I was also curious on how an e-mail course would go. Each lesson is in an e-mail that we (the trainees) receive twice a week. One on Monday, and one on Thursday. The lessons are quite short, few minutes to read them. Each speak about a key aspect to care and think about when building a blog. I see it like developing a set of habits that can lead you towards a fulfilling blog. Each lesson also has a short homework, which in most of the cases we should e-mail back. The nice reward I’ve gotten by doing my homework was the feedback that I’ve received from John. So far, he replied with some extra advice specific to my context to each of my homework e-mails. It makes me feel that this is not just a set of articles sent by e-mail, but it is an actual course with interaction with the trainer over the e-mail. I think it is one of the key factors of success in course ran by e-mail.
One of the things that it made me think hard about, was how to focus my posts on a topic. Which is the theme of by blog? Conclusion: Quality Code Design. The key reason I’ve started a blog in the first place was to share from my experiences. I was lucky enough to be part of many software development projects, in different roles. I’ve been dealing with difficult contexts both from technical and corporate politics perspective. There are many learnings I’ve taken along the way. One of the believes I’ve formed is that the way we organize our code, the way we design the structures in which we place the code, the way we do code design matters a lot in achieving the needed flexibility to accommodate changes in the success factors of a project (requirements, time and budget). I consider a code design to be of good quality if it stands the test of time. If it can be changed at low costs. Therefore, the conclusion I’ve reached is that I will try to focus my writings in this area. Not as stories from the projects I did in the past, but rather experiences or advices that I pick from my current work. Learnings I find worth sharing from the training and coaching I do in different companies, from the consulting and the development I do as part of iQuarc and from the work I do as a Software Architect at ISDC. And all, focused on achieving a quality code design.
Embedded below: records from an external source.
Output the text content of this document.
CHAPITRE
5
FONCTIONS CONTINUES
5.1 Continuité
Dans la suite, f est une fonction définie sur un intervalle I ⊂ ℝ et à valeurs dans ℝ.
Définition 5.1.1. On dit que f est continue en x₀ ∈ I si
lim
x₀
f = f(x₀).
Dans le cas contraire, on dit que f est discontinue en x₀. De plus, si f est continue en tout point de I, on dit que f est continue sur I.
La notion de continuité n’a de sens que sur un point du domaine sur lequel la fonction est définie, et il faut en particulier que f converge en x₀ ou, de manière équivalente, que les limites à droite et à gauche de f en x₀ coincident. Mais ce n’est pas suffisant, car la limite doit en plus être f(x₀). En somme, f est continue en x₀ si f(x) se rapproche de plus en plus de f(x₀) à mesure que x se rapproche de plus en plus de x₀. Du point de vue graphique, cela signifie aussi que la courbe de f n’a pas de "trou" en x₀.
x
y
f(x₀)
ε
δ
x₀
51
At this point the course reached its second half. I can’t say I have found many new things, so far. However, it outlined some important aspects and made me think harder of them. The blog theme is one example. Another great benefit for me is that I get a strong confirmation on the practices I was already following. For me this is a good encouragement that I am going on a good path, especially when it comes from someone who is successful in this.
In the lessons to come I hope to get some guidance on aspects like:
- How to put links from a post. Should all the words that may point to more details, have a link?
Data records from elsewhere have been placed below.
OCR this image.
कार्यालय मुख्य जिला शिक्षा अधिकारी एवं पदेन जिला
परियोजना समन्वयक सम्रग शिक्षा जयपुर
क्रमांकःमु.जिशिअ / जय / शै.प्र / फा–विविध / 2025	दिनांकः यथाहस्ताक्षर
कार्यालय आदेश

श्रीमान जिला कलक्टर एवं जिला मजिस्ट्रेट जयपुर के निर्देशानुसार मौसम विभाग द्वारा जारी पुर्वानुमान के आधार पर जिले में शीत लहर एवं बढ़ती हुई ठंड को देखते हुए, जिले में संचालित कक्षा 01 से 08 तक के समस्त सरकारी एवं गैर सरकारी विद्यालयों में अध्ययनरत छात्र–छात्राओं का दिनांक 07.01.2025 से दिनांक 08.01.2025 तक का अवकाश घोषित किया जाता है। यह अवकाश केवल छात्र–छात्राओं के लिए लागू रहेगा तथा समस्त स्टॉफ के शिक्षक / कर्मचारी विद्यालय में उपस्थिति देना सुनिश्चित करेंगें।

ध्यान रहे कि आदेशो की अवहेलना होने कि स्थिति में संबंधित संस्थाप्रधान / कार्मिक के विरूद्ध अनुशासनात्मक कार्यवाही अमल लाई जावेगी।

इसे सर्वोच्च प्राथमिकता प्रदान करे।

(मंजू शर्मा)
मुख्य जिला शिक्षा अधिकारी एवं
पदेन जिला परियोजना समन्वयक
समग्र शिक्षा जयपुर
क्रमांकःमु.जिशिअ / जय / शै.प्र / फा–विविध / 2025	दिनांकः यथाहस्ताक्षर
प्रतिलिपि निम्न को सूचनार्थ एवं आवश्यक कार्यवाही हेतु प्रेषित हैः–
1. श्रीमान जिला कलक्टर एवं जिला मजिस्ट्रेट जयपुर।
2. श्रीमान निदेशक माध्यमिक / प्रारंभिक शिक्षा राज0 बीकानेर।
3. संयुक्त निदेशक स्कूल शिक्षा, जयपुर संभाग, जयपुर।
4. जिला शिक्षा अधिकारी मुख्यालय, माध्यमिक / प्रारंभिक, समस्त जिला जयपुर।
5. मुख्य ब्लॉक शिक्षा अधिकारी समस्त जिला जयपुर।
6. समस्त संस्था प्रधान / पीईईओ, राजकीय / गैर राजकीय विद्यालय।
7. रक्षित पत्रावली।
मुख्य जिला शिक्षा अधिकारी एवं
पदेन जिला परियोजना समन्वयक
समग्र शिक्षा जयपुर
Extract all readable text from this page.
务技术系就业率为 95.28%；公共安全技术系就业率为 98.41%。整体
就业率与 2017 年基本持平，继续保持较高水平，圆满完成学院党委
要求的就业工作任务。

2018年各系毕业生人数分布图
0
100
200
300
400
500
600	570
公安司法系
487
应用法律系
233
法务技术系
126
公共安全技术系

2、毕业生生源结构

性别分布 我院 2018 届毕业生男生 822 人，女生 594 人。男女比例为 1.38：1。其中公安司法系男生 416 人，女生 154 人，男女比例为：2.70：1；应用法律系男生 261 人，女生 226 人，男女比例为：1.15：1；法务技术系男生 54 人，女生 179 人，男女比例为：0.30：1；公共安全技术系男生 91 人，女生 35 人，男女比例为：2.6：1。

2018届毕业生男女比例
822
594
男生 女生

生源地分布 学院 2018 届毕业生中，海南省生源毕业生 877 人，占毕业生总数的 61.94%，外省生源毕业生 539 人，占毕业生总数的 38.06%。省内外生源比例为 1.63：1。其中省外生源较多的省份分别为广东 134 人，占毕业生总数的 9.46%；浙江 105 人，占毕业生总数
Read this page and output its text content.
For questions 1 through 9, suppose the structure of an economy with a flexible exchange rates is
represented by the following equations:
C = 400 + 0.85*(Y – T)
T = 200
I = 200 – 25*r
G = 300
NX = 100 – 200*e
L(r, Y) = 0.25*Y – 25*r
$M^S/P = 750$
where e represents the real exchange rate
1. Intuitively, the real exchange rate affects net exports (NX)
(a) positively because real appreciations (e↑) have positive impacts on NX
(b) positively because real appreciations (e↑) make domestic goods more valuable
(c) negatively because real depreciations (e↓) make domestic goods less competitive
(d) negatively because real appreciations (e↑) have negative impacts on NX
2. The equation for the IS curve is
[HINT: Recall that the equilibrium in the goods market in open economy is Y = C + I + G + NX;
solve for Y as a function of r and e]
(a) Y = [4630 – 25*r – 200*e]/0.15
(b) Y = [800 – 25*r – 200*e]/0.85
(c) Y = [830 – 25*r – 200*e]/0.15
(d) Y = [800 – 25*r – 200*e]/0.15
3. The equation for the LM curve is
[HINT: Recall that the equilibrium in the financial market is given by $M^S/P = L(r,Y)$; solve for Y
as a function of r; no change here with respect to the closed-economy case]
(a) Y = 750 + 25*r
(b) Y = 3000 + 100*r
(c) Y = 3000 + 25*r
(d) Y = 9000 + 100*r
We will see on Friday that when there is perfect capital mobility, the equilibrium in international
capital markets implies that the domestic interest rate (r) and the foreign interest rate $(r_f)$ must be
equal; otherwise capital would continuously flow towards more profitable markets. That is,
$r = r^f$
- How to find and chose good images for the posts. Should all the posts be accompanied by a featured image?
- How long an article should be? When is it better to finish a subject in one post and when to split it over more posts?
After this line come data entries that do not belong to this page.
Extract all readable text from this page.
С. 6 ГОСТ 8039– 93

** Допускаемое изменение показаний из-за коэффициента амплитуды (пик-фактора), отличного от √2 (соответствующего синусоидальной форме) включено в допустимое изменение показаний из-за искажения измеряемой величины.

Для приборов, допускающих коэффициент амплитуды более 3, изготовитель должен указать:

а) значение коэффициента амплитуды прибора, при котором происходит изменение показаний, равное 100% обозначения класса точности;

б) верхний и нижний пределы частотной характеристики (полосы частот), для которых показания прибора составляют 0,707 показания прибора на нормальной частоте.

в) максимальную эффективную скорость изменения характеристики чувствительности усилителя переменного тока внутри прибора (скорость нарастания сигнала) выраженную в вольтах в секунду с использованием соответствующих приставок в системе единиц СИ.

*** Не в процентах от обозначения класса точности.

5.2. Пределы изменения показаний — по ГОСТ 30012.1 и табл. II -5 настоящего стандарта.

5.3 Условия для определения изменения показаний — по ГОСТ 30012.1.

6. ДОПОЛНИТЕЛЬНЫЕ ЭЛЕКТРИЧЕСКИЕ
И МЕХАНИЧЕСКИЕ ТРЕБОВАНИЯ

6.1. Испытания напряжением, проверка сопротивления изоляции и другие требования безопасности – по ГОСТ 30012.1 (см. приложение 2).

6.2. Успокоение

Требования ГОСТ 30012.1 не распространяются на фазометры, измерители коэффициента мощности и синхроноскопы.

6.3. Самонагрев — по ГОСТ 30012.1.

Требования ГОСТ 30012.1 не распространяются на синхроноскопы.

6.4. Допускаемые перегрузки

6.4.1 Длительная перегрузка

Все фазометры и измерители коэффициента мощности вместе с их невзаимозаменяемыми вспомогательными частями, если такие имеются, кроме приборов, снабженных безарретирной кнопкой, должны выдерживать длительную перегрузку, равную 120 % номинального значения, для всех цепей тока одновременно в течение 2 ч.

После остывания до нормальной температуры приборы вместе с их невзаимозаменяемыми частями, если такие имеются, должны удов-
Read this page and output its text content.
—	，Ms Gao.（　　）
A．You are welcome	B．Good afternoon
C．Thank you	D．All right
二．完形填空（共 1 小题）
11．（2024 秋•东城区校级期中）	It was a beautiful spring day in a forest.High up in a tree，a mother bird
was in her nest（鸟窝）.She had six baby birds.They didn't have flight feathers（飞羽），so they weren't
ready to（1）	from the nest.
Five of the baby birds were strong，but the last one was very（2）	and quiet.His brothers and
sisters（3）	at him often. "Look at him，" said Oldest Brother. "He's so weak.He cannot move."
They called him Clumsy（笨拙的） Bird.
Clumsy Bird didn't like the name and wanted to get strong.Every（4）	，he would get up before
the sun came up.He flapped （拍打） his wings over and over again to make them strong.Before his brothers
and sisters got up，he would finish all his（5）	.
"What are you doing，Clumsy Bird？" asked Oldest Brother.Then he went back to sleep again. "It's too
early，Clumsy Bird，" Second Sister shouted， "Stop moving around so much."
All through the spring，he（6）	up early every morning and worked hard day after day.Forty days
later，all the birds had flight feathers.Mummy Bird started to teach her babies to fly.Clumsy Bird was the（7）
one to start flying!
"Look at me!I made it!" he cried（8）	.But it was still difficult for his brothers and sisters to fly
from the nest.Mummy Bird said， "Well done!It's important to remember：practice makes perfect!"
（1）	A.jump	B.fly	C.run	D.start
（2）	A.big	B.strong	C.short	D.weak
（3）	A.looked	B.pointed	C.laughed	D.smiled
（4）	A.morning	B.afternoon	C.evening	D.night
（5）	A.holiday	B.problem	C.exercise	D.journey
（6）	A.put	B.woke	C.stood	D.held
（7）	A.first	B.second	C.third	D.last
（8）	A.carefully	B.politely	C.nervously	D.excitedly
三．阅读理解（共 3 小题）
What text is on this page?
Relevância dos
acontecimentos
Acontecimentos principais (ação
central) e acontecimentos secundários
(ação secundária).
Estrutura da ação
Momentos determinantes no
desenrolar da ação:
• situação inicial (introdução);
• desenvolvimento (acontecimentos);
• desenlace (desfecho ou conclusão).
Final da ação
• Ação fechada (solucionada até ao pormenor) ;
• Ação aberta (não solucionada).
- When is it better to put source code into the post and when is it better to give it as a downloadable zip.
- Which are the pros and cons of hosting your blog under a company domain (blog.iquarc.com/florin) or come up with a name for the blog and host it on its own domain (blogname.com)
For me it was a good choice to enroll. It cost me just some time and I’ve got good advice and strong confirmation in return. A great deal. If you’d want to do the course I think you can still enroll (for a future session maybe) or you could probably get the lessons and go through them at your own pace.